Apple Inc. shares will not see the similar meltdown as was seen after the heavy rally in 2012. That’s the view Morgan Stanley’s Katy Huberty espoused in a note to the clients on Thursday. Huberty, who has an Overweight rating on the stock, believes this time it is different for Apple.
Different from 2012. Why?
“We acknowledge that with Apple building iPhone component inventory, supply chain data points are likely to be volatile as builds and shipments converge over time,” Huberty wrote. The analyst gives four reasons, why he feel this time is different from 2012/2013, when the stock saw a decline of around 40% in six months.
Firstly, gross margin for the firm is improving as Apple moves towards the next iPhone cycle. Secondly, this time institutional ownership is less in the stock. Thirdly, the iPhone maker has more robust product line-up and a “stickier” ecosystem compared to rival Android. And lastly, Apple has a strong product and services roadmap.
Apple going strong in China
On concerns over China growth, Huberty writes “We don’t expect Apple to be fully immune to [a] weak China,” adding, “but we’d highlight smartphones over $300 taking share as a sign Apple is converting previously mid-market smartphone purchasers to their platform.”
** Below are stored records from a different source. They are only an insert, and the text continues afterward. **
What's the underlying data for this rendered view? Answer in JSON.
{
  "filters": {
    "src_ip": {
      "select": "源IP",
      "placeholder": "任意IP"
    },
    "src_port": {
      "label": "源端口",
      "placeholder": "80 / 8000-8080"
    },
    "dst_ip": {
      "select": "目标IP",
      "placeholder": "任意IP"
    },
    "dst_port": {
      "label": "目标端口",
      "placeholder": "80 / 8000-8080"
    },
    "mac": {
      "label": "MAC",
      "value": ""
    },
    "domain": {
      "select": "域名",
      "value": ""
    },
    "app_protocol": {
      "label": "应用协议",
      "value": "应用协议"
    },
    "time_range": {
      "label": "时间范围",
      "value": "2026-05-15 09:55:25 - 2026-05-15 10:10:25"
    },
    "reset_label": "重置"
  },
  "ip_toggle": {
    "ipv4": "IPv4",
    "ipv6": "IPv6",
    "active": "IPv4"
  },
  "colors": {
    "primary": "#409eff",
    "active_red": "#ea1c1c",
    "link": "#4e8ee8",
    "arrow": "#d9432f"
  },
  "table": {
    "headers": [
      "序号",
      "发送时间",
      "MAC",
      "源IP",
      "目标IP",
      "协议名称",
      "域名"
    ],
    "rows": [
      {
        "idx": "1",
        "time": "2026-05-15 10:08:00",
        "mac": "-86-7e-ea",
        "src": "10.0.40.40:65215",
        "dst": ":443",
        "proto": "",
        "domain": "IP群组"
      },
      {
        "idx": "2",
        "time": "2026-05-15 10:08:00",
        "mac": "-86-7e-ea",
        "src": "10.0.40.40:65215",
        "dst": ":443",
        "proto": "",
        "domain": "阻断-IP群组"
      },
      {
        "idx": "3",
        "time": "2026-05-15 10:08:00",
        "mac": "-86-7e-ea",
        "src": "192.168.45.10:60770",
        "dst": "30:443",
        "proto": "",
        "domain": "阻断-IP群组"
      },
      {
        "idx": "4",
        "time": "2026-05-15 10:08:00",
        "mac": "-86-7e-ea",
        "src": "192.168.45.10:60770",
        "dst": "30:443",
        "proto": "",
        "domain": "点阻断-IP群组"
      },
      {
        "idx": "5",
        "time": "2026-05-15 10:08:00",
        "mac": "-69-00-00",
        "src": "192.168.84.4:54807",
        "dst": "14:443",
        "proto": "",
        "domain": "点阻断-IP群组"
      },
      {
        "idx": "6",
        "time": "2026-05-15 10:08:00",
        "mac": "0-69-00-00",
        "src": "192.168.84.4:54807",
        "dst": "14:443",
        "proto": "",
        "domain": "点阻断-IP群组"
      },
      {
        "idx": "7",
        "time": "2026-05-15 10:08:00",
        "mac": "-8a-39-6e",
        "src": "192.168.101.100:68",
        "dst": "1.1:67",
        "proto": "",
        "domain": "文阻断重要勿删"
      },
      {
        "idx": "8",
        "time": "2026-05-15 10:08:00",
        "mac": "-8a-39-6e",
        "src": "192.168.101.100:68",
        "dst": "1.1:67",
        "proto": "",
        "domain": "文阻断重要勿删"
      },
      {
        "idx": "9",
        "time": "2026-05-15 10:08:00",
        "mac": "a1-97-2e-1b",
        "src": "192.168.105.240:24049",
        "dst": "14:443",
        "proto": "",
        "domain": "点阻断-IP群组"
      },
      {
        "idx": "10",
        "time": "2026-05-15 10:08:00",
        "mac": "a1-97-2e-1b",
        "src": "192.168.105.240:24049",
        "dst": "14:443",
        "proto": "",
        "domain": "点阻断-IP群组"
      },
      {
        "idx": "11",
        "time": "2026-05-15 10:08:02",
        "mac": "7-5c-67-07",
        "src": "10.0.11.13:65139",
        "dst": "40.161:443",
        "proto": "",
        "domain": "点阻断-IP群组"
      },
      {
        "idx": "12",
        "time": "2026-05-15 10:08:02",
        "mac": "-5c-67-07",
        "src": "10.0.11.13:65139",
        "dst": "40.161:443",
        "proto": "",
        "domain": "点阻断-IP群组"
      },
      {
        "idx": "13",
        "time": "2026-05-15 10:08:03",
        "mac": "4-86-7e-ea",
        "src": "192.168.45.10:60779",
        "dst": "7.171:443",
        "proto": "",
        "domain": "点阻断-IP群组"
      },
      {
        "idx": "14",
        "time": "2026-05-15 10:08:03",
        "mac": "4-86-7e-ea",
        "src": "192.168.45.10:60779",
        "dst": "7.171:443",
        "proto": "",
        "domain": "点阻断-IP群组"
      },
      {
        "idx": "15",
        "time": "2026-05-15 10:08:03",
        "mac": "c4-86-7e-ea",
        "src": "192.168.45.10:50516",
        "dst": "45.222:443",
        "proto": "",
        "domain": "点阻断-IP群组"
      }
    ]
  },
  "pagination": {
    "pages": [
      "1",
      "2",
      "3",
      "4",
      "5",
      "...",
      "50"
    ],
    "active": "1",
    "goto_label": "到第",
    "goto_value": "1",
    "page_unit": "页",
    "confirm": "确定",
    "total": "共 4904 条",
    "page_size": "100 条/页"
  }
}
Previously, some of the analysts expressed concern over the demand for the iPhones in China. In the 3Q, Apple sales in the region were up 87% from last year, but was down from the last quarter.
Apple’s senior vice president of Internet software and services, Eddy Cue believe the business in China is going strong. Speaking to CNBC on Thursday, Cue said the App Store hit a record transaction in July, with China contributing majorly with record customers.
“We are seeing more and more customers in China going to the App Store,” Cue said. The executive noted that the average spend per iPhone user in China is also rising. This is vital for the investors as it reflects the users in the region are spending more on the US firm’s products and services.
Cue also added that Apple had around 1m developers in China, suggesting the firm’s effort to build its ecosystem is giving positive results.
Apple stock is down around 15% in the last month or so, which forced many analysts including Bank of America Merrill Lynch to downgrade the stock. On Thursday, Apple shares were up 0.22% at $115.13, and year to date the stock is up only over 2%.